Dans la fabrique d’idées et de création, protégé de ce climat sibérien, les créatifs – ceux qui ont la chance d’avoir une place salariée – échappent en grande partie à ces intempéries. Occupés à produire des signes et du sens, ils sont moins exposés aux turpitudes des clients. Pendant que leurs collègues encaissent les coups, font tampon et, de fait les protègent, leur job reste le même. Ce pour quoi ils avaient suivi le chemin des arts appliqués demeure valable: dépasser la contrainte et en faire un projet, donner une forme à une idée ou à une fonction, produire le meilleur de la création, souvent avec passion. Les technologies disponibles leur donnent des ailes. Jamais ils n’ont accédé à autant de moyens pour inventer de nouveaux modes d’expression ou de nouveaux langages. Beaucoup s’enflamment dans l’atelier alors que la flamme vacille et risque de s’éteindre dans les bureaux de leurs collègues… Ce paradoxe crée un déséquilibre, de l’incompréhension et des frustrations de part et d’autre. Parce que la solidarité se craquelle, c’est l’ensemble du corps social qui est fragilisé.

Il faudra sans doute affronter durablement cette situation, prendre en compte la souffrance réelle et sensibiliser les clients comme les équipes internes.

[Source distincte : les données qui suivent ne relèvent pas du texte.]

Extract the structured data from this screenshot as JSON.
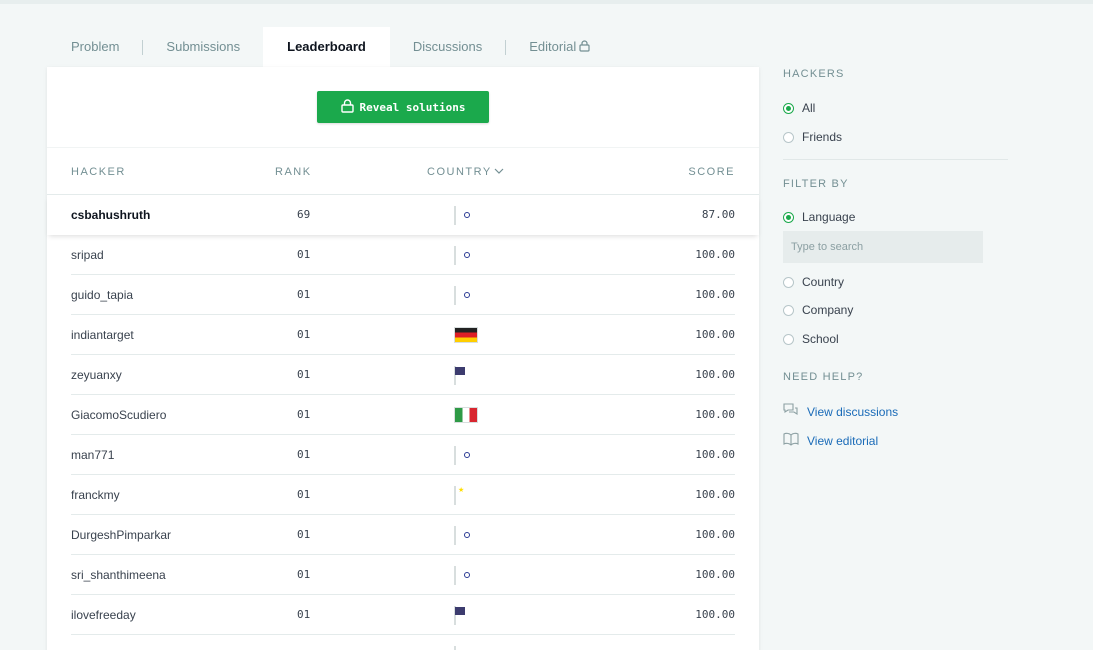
{
  "tabs": [
    {
      "label": "Problem"
    },
    {
      "label": "Submissions"
    },
    {
      "label": "Leaderboard"
    },
    {
      "label": "Discussions"
    },
    {
      "label": "Editorial"
    }
  ],
  "reveal_button": {
    "label": "Reveal solutions",
    "icon": "lock-icon"
  },
  "table": {
    "headers": {
      "hacker": "HACKER",
      "rank": "RANK",
      "country": "COUNTRY",
      "score": "SCORE"
    },
    "rows": [
      {
        "name": "csbahushruth",
        "rank": "69",
        "flag": "in",
        "score": "87.00"
      },
      {
        "name": "sripad",
        "rank": "01",
        "flag": "in",
        "score": "100.00"
      },
      {
        "name": "guido_tapia",
        "rank": "01",
        "flag": "in",
        "score": "100.00"
      },
      {
        "name": "indiantarget",
        "rank": "01",
        "flag": "de",
        "score": "100.00"
      },
      {
        "name": "zeyuanxy",
        "rank": "01",
        "flag": "us",
        "score": "100.00"
      },
      {
        "name": "GiacomoScudiero",
        "rank": "01",
        "flag": "it",
        "score": "100.00"
      },
      {
        "name": "man771",
        "rank": "01",
        "flag": "in",
        "score": "100.00"
      },
      {
        "name": "franckmy",
        "rank": "01",
        "flag": "cn",
        "score": "100.00"
      },
      {
        "name": "DurgeshPimparkar",
        "rank": "01",
        "flag": "in",
        "score": "100.00"
      },
      {
        "name": "sri_shanthimeena",
        "rank": "01",
        "flag": "in",
        "score": "100.00"
      },
      {
        "name": "ilovefreeday",
        "rank": "01",
        "flag": "us",
        "score": "100.00"
      },
      {
        "name": "",
        "rank": "",
        "flag": "in",
        "score": ""
      }
    ]
  },
  "sidebar": {
    "hackers_heading": "HACKERS",
    "hackers_options": [
      {
        "label": "All",
        "selected": true
      },
      {
        "label": "Friends",
        "selected": false
      }
    ],
    "filter_heading": "FILTER BY",
    "filter_options": [
      {
        "label": "Language",
        "selected": true
      },
      {
        "label": "Country",
        "selected": false
      },
      {
        "label": "Company",
        "selected": false
      },
      {
        "label": "School",
        "selected": false
      }
    ],
    "search_placeholder": "Type to search",
    "help_heading": "NEED HELP?",
    "help_links": [
      {
        "label": "View discussions",
        "icon": "chat-icon"
      },
      {
        "label": "View editorial",
        "icon": "book-icon"
      }
    ]
  },
  "colors": {
    "accent": "#1ba94c",
    "link": "#1a6bb8",
    "muted": "#738f93"
  }
}
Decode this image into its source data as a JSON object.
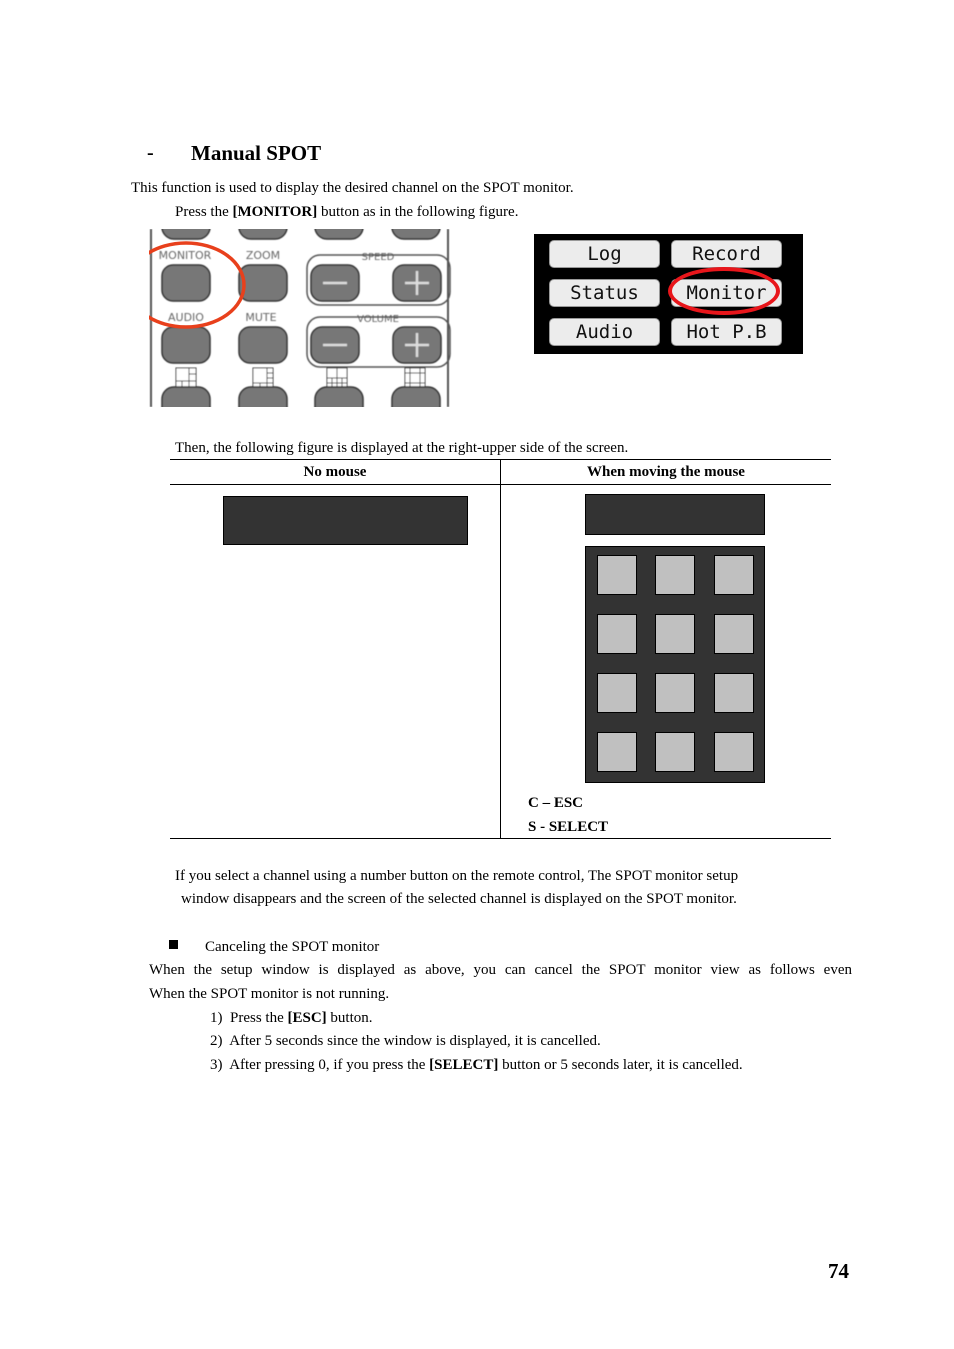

Il faudra resserrer les liens fertiles entre conseil et création, réinventer la relation clients-partenaires dans l’intérêt de tous, défendre et renforcer encore davantage l’apport stratégique auprès d’entreprises parfois désemparées tant les repères en communication ont changé.
Sans quoi ce découplage sonnera le glas des agences capables d’associer un conseil de haut niveau à un produit créatif exigeant.

Une tribune de Gilles Déléris, directeur de la création de l’agence W, parue dans Étapes, n°236.

Visuel tiré de la série « Boring Couples », de Martin Paar.

* « Burn-out en agences: mobilisons-nous », interview de Vincent Leclabart parue dans le magazine Stratégies.